Neural nets on a diet: 8-bit math for your phone
A C library that shoves quantized neural network operators into mobile CPUs without the bloat of full-precision inference.

What it does
QNNPACK is a low-level C library that implements common neural network operators—convolution, pooling, fully-connected layers, activations—using 8-bit quantized tensors. It’s designed as plumbing for deep learning frameworks, not for direct use by researchers. PyTorch 1.0’s Caffe2 backend already drinks from this well.
The interesting bit
The build system treats mobile as a first-class citizen, not an afterthought. There are dedicated cross-compilation scripts for six iOS architectures (down to iPhone 3GS-era armv7) and three Android ABIs, with explicit NEON detection on armeabi-v7a to avoid crashes on older hardware. That’s the kind of defensive engineering you need when you’re shipping to a billion pocket computers.
Key highlights
- 8-bit quantized implementations of core operators: 2D conv/deconv, channel shuffle, fully connected, max/average/global pooling, sigmoid, Leaky ReLU, clamp, SoftMax
- CMake-based builds with ready-made scripts for native, Android (armeabi-v7a with NEON requirement, arm64-v8a, x86), and iOS (armv7 through arm64e, plus simulators)

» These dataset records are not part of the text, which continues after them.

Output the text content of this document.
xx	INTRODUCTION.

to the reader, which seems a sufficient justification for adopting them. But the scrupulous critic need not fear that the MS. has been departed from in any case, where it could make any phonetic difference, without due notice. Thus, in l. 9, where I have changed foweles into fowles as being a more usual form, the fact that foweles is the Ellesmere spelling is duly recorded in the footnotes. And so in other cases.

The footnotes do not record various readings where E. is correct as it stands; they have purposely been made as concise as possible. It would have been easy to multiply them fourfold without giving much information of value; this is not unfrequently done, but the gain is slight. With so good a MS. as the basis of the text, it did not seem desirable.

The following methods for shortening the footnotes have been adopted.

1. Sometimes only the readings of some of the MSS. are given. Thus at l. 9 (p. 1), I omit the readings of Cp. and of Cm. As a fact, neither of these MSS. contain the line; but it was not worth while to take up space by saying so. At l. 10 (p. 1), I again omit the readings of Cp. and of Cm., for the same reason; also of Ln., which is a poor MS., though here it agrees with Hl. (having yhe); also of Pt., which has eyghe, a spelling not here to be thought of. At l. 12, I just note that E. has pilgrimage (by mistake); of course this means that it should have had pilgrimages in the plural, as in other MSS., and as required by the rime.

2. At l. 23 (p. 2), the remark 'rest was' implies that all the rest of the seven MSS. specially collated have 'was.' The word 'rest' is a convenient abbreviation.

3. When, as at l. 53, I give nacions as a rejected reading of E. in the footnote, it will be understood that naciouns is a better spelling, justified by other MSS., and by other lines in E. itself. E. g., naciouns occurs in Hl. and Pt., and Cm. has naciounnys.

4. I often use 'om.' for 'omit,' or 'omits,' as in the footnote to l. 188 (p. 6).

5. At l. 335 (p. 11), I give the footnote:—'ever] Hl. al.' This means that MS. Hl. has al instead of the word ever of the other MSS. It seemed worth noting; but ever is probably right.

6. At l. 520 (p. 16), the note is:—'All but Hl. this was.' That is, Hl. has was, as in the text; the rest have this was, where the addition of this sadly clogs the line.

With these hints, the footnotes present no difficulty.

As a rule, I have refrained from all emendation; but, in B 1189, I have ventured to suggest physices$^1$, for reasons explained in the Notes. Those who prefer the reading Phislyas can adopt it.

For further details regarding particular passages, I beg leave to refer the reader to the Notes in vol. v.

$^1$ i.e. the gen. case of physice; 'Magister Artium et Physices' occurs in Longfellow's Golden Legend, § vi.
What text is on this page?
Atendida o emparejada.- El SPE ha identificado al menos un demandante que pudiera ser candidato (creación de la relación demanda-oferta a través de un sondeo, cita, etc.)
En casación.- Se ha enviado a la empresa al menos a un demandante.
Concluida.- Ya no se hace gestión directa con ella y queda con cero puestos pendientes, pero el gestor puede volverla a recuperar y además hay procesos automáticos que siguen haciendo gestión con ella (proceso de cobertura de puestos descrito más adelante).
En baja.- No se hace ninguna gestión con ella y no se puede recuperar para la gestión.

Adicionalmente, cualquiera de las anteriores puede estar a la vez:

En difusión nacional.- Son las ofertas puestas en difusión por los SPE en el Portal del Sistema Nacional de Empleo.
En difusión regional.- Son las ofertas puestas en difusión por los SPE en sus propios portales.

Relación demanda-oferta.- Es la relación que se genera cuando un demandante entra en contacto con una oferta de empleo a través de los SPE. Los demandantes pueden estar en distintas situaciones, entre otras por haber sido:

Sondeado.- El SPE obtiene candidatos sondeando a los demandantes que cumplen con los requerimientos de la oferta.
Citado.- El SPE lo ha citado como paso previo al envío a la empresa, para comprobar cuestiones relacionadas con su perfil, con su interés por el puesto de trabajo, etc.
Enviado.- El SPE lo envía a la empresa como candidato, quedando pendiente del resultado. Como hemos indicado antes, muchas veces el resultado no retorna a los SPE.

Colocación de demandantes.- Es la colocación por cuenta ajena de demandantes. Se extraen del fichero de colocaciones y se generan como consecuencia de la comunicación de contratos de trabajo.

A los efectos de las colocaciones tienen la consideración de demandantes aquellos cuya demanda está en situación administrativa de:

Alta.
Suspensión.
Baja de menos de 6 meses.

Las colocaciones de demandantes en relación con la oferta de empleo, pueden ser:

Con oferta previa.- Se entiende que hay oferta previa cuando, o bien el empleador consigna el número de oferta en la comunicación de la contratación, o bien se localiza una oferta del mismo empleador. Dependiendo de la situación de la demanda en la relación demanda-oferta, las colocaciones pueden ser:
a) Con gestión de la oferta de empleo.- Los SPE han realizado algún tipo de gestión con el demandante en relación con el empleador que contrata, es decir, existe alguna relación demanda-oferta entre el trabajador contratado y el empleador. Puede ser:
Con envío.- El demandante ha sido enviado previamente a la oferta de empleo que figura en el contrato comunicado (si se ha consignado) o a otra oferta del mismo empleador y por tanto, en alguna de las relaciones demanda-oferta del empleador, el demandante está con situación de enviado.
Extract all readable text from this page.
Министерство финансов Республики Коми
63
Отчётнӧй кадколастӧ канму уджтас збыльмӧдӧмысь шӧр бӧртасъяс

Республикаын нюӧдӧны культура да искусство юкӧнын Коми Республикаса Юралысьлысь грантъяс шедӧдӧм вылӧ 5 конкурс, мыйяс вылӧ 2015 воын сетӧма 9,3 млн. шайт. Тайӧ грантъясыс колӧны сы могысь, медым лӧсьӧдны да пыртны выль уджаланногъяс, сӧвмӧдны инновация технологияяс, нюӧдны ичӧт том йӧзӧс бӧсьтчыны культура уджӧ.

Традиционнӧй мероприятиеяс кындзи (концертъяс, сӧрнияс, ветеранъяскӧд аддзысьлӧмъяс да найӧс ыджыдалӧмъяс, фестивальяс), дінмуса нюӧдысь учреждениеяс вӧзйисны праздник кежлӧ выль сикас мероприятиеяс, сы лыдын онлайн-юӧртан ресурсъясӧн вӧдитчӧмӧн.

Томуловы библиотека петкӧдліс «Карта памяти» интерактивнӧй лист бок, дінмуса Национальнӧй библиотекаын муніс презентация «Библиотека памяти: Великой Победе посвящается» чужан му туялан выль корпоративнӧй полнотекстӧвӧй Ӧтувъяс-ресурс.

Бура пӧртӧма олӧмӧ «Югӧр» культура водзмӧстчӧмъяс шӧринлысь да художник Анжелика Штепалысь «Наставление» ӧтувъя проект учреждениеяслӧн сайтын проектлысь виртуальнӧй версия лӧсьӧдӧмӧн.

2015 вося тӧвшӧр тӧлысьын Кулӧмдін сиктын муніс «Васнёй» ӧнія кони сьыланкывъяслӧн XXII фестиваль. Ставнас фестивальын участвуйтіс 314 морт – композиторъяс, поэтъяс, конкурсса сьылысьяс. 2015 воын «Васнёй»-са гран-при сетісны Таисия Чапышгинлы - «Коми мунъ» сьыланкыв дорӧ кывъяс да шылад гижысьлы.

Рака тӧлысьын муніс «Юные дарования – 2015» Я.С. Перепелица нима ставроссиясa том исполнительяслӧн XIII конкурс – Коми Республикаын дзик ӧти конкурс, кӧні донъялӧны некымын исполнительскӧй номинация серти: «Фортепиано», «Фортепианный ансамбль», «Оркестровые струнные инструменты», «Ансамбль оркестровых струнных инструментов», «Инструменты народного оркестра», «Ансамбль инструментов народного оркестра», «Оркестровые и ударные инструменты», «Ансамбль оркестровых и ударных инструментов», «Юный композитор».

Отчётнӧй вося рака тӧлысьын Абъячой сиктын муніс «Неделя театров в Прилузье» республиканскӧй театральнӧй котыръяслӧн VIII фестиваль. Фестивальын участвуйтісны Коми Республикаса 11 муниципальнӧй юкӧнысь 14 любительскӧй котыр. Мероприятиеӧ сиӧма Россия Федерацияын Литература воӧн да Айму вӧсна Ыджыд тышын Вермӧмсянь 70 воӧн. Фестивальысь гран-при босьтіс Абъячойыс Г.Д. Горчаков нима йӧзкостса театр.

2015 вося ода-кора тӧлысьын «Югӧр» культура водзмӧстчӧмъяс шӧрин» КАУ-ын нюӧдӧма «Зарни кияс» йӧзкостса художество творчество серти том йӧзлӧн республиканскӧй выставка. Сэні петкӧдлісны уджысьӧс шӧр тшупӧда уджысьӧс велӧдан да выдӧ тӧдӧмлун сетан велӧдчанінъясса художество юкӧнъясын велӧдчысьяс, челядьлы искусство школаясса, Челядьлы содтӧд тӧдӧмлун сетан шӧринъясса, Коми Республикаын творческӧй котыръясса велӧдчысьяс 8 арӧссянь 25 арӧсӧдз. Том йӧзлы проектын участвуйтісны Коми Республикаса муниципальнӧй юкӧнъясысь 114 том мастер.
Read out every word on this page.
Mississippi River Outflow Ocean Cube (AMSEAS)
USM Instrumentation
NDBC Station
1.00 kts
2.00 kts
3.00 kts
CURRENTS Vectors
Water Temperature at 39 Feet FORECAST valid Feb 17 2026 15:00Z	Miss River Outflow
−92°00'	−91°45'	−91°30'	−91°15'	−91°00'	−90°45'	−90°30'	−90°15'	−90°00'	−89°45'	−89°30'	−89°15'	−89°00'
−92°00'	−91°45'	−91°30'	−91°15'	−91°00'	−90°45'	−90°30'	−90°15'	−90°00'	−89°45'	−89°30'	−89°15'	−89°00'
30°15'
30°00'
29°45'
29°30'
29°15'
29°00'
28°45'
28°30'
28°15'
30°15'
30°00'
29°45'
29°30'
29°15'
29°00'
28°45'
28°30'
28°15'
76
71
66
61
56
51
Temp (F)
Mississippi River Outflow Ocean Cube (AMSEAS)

- End-to-end benchmarking via Caffe2/PyTorch 1.0 using a pre-trained quantized MobileNet v2
- Integration with Facebook’s FAI-PEP benchmarking platform for cross-backend comparison
- BSD licensed
Caveats
- Two operators are still on the wishlist: Locally Connected and Group Normalization
- The README warns explicitly against setting
-DANDROID_ARM_NEON=1during compilation—doing so can crash on non-NEON hardware rather than failing gracefully at initialization - iOS builds require pulling in a separate
ios-cmaketoolchain repository
Verdict
Worth a look if you’re building mobile inference pipelines in PyTorch/Caffe2 and need to squeeze performance from quantized models. Skip it if you’re on a framework that doesn’t integrate with QNNPACK or if you need the missing operators.